Listenin 8’inci sırasını bolca sevişme sahnesinin yer aldığı 1998 yapımı ‘Vahşi Şeyler’ oturuyor. John McNaughton’ın 1990’ların son nefesinde gösterime giren gizemli geriliminde Matt Dillon; Denise Richards ve Neve Campbell’ın canlandırdığı iki öğrencinin tecavüzle suçladığı lise öğretmenini canlandırıyordu.
17 yaşındaki Elio’nun 1983 yazındaki ilk aşkını merkeze alan ‘Beni Adınla Çağır’ listeye 7’nci sıradan giriyor. İtalyan yönetmen Luca Guadagnino’yu dünyaya tanıtan, Timothée Chalamet’nin büyük çıkışını yaptığı ödüllü filmde meşhur ‘şeftali sahnesi’ unutulmazlar arasında.
Erotizm tartışmalarının sıklıkla gündeme geldiği 1980 ve 90’lı yılların yapımları, seksin tehlikeyle eş tutulduğu filmler olma eğiliminde ve bunların çoğu ‘Temel İçgüdü’nün de senaristi Joe Eszterhas imzasını taşıyor. Ancak 1986 yapımı ‘The Big Easy’de sıfırdan başlayan yönetmen Jim McBride, New Orleans’ın boğucu atmosferini başarıyla yansıtırken Ellen Barkin ve Dennis Quaid’i başrollere taşıyarak ikilinin kimyasına güveniyor. Bu erotik gerilim, listeye 6’ncı sıradan giriyor.
5’inci sırada ünlü yönetmen Steven Soderbergh’in George Clooney ve Jennifer Lopez’i bir araya getirdiği ‘Aşk ve Para’ yer alıyor. Hapisten kaçan banka soyguncusu rolünde Clooney yer alırken, rehin aldığı görevli olarak da Lopez izleyici karşısına çıkıyor.
4’üncü sırada ise erotik gerilimlerin belki de en ünlüsü olan 1992 yapımı ‘Temel İçgüdü’ yer alıyor. Paul Verhoeven’ın Hitchcockvari geriliminin, bu gibi listelerin vazgeçilmezi olmasının bir nedeni var ve bu sadece Sharon Stone’un polis sorgusu sırasında bacak bacak üstüne attığı ve basit bir hareketi yıkıcı bir cinsel güç oyununa dönüştürdüğü sahne değil. Catherine Tramell rolünde Stone şehvetin ta kendisi haline geliyor.

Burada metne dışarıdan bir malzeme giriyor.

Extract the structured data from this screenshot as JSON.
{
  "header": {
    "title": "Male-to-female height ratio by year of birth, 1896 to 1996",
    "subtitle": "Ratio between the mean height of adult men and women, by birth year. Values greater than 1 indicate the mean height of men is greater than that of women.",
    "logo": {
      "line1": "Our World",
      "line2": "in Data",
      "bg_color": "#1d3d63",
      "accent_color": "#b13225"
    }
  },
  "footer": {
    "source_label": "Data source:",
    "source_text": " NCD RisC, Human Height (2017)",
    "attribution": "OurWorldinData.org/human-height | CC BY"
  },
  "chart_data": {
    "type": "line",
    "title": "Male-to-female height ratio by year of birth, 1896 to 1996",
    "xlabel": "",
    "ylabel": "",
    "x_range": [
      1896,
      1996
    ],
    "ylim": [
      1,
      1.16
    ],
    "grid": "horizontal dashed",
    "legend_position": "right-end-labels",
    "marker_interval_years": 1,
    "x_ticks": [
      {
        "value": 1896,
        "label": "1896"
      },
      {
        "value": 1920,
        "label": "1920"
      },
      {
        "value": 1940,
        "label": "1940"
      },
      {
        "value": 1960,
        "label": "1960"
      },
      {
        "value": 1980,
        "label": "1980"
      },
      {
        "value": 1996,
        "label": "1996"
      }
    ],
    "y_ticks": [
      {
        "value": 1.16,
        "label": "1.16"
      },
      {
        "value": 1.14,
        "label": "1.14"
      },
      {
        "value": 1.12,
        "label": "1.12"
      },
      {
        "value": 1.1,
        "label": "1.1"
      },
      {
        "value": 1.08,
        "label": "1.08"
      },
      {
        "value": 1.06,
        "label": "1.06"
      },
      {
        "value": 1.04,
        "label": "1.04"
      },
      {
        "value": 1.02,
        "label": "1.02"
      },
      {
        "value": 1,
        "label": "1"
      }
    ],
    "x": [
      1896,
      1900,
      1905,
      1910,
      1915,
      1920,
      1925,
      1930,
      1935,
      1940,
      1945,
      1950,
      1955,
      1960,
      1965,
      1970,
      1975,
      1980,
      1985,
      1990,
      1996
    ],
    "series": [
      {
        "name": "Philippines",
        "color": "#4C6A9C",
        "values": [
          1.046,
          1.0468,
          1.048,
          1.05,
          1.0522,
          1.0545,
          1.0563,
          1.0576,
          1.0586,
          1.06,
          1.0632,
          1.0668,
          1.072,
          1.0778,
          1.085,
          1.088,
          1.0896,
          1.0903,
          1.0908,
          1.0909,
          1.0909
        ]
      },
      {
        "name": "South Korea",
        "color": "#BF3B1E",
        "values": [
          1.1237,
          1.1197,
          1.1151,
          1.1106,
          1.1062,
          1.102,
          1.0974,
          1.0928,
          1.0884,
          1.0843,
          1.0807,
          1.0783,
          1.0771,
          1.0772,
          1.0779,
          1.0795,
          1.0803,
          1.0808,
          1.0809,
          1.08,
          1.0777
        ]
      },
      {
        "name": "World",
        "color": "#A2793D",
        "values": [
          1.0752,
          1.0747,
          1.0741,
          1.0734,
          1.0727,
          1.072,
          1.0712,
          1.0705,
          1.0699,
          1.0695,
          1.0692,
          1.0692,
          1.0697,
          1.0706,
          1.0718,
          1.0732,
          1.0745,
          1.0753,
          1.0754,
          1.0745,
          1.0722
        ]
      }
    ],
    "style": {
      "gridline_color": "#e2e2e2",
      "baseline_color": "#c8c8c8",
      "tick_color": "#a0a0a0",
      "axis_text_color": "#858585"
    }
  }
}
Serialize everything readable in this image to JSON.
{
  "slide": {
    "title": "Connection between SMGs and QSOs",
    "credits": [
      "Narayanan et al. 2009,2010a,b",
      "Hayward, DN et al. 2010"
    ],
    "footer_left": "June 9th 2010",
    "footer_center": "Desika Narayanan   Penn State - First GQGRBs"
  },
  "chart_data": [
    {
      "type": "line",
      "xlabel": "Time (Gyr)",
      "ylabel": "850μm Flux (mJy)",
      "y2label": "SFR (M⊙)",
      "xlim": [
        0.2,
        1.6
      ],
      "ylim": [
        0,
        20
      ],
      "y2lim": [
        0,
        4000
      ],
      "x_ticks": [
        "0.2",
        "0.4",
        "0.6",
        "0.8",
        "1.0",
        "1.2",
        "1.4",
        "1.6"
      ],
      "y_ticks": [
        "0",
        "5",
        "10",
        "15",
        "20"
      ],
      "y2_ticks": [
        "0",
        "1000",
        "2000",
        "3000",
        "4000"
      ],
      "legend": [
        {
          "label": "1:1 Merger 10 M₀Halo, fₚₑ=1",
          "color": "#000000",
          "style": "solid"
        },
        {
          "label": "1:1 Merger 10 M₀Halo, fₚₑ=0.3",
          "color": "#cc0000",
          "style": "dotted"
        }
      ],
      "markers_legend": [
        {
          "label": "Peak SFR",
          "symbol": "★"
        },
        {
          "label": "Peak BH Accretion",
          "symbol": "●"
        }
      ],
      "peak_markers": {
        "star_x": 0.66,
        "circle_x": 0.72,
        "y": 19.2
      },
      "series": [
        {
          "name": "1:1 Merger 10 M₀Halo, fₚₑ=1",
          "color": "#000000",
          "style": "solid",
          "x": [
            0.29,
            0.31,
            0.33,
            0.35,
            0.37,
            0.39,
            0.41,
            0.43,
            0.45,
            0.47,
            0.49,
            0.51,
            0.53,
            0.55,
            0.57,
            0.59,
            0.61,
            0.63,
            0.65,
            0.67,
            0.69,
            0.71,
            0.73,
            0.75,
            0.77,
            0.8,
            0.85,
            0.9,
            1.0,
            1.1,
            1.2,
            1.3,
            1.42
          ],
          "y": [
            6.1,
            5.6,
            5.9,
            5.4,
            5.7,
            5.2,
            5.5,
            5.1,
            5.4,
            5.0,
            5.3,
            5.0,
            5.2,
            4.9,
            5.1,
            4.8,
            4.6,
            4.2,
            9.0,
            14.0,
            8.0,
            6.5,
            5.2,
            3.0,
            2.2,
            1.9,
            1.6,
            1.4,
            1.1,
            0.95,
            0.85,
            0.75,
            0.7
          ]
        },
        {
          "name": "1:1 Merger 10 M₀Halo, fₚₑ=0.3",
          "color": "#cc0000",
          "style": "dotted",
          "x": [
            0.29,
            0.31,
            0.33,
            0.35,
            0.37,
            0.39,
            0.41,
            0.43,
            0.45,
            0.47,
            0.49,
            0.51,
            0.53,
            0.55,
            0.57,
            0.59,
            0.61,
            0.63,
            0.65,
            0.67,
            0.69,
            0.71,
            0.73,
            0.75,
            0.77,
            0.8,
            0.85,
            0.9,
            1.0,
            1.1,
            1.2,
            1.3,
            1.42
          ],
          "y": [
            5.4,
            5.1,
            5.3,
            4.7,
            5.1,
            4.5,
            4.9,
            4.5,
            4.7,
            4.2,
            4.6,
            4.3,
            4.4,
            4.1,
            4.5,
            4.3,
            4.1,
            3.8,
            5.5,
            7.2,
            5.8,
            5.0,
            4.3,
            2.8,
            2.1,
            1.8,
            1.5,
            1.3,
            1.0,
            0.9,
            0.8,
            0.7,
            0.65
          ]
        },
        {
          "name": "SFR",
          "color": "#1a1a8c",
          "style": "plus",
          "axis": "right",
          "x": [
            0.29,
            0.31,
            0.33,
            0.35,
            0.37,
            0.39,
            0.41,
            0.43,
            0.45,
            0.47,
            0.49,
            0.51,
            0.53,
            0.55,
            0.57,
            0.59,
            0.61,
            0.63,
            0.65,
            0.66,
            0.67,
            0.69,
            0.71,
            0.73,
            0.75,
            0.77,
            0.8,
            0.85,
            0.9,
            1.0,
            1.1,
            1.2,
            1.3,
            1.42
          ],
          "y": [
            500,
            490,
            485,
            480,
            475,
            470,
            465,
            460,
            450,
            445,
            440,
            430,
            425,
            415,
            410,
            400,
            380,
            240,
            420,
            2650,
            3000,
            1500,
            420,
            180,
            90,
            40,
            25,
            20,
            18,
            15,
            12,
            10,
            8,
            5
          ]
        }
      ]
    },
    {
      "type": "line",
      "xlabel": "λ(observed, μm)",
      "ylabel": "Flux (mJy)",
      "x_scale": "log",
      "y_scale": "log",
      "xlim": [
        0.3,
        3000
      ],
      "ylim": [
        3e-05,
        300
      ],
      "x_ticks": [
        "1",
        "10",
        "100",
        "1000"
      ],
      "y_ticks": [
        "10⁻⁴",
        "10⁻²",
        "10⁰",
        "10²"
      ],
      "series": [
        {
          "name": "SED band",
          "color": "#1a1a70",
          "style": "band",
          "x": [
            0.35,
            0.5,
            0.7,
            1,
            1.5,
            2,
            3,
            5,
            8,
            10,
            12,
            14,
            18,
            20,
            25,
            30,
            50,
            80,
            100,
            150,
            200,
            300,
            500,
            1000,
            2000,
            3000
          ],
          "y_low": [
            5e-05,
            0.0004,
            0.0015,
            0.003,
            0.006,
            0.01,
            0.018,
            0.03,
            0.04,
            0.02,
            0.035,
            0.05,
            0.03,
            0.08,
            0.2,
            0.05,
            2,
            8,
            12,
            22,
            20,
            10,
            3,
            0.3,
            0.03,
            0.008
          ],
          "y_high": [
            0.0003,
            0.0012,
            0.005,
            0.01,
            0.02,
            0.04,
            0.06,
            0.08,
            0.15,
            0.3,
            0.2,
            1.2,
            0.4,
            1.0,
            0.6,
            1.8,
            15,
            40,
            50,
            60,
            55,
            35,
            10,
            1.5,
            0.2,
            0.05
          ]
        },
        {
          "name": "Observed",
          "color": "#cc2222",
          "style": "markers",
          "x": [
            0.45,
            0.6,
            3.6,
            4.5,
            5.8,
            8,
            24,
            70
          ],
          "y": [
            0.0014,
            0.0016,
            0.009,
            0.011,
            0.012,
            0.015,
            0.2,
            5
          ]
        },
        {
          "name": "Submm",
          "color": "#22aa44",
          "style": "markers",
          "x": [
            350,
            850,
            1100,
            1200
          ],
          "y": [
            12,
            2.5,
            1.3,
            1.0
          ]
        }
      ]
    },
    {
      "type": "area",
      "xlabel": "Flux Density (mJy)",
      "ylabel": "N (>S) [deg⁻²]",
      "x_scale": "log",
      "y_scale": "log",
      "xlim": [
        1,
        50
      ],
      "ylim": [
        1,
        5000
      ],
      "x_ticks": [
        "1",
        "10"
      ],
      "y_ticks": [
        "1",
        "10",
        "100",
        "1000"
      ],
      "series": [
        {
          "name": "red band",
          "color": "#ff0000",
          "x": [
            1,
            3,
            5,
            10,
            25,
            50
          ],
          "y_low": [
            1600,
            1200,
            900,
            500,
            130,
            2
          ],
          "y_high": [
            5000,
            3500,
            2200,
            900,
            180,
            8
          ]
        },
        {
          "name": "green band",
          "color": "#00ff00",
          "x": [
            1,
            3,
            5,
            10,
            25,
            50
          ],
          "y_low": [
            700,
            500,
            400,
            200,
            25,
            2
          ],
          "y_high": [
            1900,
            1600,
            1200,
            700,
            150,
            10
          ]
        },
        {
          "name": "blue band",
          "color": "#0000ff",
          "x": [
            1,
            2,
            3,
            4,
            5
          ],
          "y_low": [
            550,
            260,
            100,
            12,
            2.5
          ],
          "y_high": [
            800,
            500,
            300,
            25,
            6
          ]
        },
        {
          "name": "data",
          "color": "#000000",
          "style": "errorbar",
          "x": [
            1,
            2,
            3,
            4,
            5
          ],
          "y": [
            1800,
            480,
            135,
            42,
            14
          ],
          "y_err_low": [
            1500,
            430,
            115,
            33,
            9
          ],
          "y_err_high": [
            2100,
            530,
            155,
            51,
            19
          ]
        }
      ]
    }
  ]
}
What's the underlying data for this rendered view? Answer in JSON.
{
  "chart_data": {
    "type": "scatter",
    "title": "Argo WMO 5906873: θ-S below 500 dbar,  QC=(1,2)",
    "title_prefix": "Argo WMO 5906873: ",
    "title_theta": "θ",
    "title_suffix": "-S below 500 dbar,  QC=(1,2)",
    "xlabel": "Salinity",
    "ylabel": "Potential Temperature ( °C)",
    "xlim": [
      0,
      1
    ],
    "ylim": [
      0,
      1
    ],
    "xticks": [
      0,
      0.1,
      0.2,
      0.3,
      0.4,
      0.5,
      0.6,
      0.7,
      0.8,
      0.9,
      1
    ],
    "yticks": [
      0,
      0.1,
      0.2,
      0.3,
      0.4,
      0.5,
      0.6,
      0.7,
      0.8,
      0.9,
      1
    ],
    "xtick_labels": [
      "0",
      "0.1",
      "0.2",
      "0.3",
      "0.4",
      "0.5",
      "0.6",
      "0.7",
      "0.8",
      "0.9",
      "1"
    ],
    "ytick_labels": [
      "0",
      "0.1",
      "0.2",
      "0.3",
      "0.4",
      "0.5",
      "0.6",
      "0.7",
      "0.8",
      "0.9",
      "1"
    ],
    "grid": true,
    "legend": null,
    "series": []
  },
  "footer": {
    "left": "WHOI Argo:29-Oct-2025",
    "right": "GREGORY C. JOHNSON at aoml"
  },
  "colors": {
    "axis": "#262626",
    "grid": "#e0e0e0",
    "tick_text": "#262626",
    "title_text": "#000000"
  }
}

Listenin 3’üncü sırasında David Cronenberg’in 2005 yapımı Oscar adayı filmi ‘Şiddetin Tarihçesi’ yer alıyor. Bir soygunda iki gangsteri etkisiz hale getirdikten sonra birden kendini kasabanın kahramanı olarak bulan Tom Stall’u merkeze alan filmde Viggo Mortensen, Maria Bello ve Ed Harris rol alıyor.
Matrix’in yönetmenleri Lana ve Lilly Wachowski’nin ilk uzun metrajlı projesi ‘Tuhaf İlişkiler’ listenin 2’nci sırasından sinemaseverleri selamlıyor. Suç türündeki filmin seks sahnelerinin samimiyeti, gerilime tutku katarken, alıntılanabilir diyalogların zenginliği de şiddeti lezzetli kılıyor.
Ve evet… Listenin zirvesine Lawrence Kasdan’ın klasiklerden bolca ödünç alarak neo-noir’ı yeniden tanımladığı gerilimi ‘Vücut Ateşi’ yerleşiyor. William Hurt, zengin bir iş insanının sıkılmış karısı Matty Walker’a bulaşan tehlikeli avukat Ned Racine’i canlandırıyor. Kathleen Turner’ı ve gırtlaktan gelen boğuk sesini bir gecede yıldız yapan filmin unutulmaz diyaloğunda Matty Walker şöyle diyor: “Çok zeki değilsin, değil mi? Bir erkekte bunu severim.”